For many organizations over a two to five year period, your moderate risk human capital investment will give you the opportunity to interview, hire and train a  significant percentage of your current talent and identify potential “key” employees.  Odds are that there will always be one person who stands out in the crowd and is at the right time in their career, maturity and personal life; this is a person who will willingly adopt the mission of the organization.  The most efficient way to make the least amount of investment in these employees is to have a well-documented onboarding and training program.  This is not easy for smaller organizations but can be developed over a period of time with the aid of key employees.  This training cost is a one-time, long term capital funding requirement that will need to be paid into the investment and then require minimal administrative expense for ongoing maintenance and updating as the organization grows and changes.

The most important issues to these employees are pay, training and a positive working environment.  This group of employees fall in the “payroll expense” piece of the investment and can be costly if an organization is not hedged properly.  They are worked the hardest in order to become subject matter experts (SME) and will want to be given clear direction as to what their daily responsibilities and tasks are.  These are typically salaried employees who contribute greatly to an organizations culture and desire to understand the business to develop the skills necessary for their craft.  Their workday hours will fluctuate and depend on workload and may also be impacted by time of month or time of year.  During this phase natural leadership skills and adaptability to organizational changes will develop for certain individuals.

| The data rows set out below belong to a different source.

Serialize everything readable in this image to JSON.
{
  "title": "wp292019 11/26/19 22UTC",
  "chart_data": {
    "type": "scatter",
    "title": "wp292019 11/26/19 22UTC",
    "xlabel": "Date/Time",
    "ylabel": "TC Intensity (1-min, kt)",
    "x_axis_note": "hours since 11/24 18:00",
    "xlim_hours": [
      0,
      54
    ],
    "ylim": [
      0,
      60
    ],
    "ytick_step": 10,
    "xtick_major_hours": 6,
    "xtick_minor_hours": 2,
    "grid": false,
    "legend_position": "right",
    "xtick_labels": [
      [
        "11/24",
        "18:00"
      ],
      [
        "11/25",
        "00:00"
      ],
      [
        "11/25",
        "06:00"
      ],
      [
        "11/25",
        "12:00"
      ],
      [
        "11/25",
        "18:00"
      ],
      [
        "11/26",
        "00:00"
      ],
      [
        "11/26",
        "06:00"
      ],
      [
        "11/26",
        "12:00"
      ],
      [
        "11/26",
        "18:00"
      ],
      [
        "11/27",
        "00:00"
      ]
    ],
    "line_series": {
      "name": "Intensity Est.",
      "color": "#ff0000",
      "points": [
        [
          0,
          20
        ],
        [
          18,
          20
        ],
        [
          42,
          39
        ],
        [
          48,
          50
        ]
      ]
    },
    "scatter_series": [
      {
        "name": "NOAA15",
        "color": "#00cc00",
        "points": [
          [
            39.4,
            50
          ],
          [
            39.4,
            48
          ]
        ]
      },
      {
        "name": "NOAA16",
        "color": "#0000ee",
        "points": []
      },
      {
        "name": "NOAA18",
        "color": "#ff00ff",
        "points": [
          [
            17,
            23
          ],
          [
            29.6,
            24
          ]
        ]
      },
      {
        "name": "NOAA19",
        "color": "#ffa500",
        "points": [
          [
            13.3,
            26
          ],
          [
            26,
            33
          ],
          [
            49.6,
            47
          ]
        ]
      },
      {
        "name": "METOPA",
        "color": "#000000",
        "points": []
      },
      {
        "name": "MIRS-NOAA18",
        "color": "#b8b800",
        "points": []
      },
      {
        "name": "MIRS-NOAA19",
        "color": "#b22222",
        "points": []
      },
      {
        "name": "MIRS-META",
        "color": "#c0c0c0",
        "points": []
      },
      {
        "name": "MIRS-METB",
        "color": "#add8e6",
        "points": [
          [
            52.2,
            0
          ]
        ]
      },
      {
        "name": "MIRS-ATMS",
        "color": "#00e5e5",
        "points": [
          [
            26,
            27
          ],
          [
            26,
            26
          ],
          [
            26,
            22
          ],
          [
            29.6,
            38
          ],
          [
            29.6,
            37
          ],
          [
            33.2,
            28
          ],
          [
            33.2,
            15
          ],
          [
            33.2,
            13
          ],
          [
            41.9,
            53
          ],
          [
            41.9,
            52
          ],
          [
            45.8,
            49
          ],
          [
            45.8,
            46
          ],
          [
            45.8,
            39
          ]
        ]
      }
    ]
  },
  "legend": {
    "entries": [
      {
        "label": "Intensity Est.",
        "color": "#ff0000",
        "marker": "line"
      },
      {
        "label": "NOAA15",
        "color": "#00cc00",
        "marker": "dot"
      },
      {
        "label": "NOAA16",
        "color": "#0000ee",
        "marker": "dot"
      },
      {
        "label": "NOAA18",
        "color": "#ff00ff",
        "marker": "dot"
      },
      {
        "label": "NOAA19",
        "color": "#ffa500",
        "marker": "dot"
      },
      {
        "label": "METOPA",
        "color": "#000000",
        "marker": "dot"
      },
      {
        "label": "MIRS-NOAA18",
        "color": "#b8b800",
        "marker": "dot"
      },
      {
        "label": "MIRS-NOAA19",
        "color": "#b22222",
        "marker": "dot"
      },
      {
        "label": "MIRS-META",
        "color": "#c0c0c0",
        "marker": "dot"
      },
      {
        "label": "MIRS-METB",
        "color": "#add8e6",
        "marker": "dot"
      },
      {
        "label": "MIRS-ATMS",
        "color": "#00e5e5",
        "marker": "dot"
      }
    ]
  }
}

Post probationary period, from an employees start date up through about two years, management should begin the process of vetting these individuals and evaluating natural strengths and qualities the organization is ideally seeking.  Executives who invest the time and effort in coaching opportunities with this group of individuals will be able to easily identify the strongest and weakest talent.  Nature then takes its course and fully-engaged employees seeking continued self-improvement and growth within the organization will continue to elevate and contribute to the long-term investment strategy and hedging the short-term losses from the other moderate risk employee pool.  Because people are so unique, different people may thrive in your company’s environment and others just will not.  Again, circumstances are not in your control.

Every business owner must be responsible not only for the vision of the organization but also continually seeking out talented individuals looking for long-term “key” roles in their field of expertise.  To become a true SME (subject matter expert) may take decades of long hours, continuous dedication to the craft, a deeply developed knowledge of their field of study and daily self-analysis/improvement.  Anything less and you have just devalued your key and moderate risk long-term employees and the organization’s successes you have worked so hard for.  As with any investment, you have to know how much risk your organization is able to bear.  The more you engage in employee training and development, the more astute investor in human capital you become.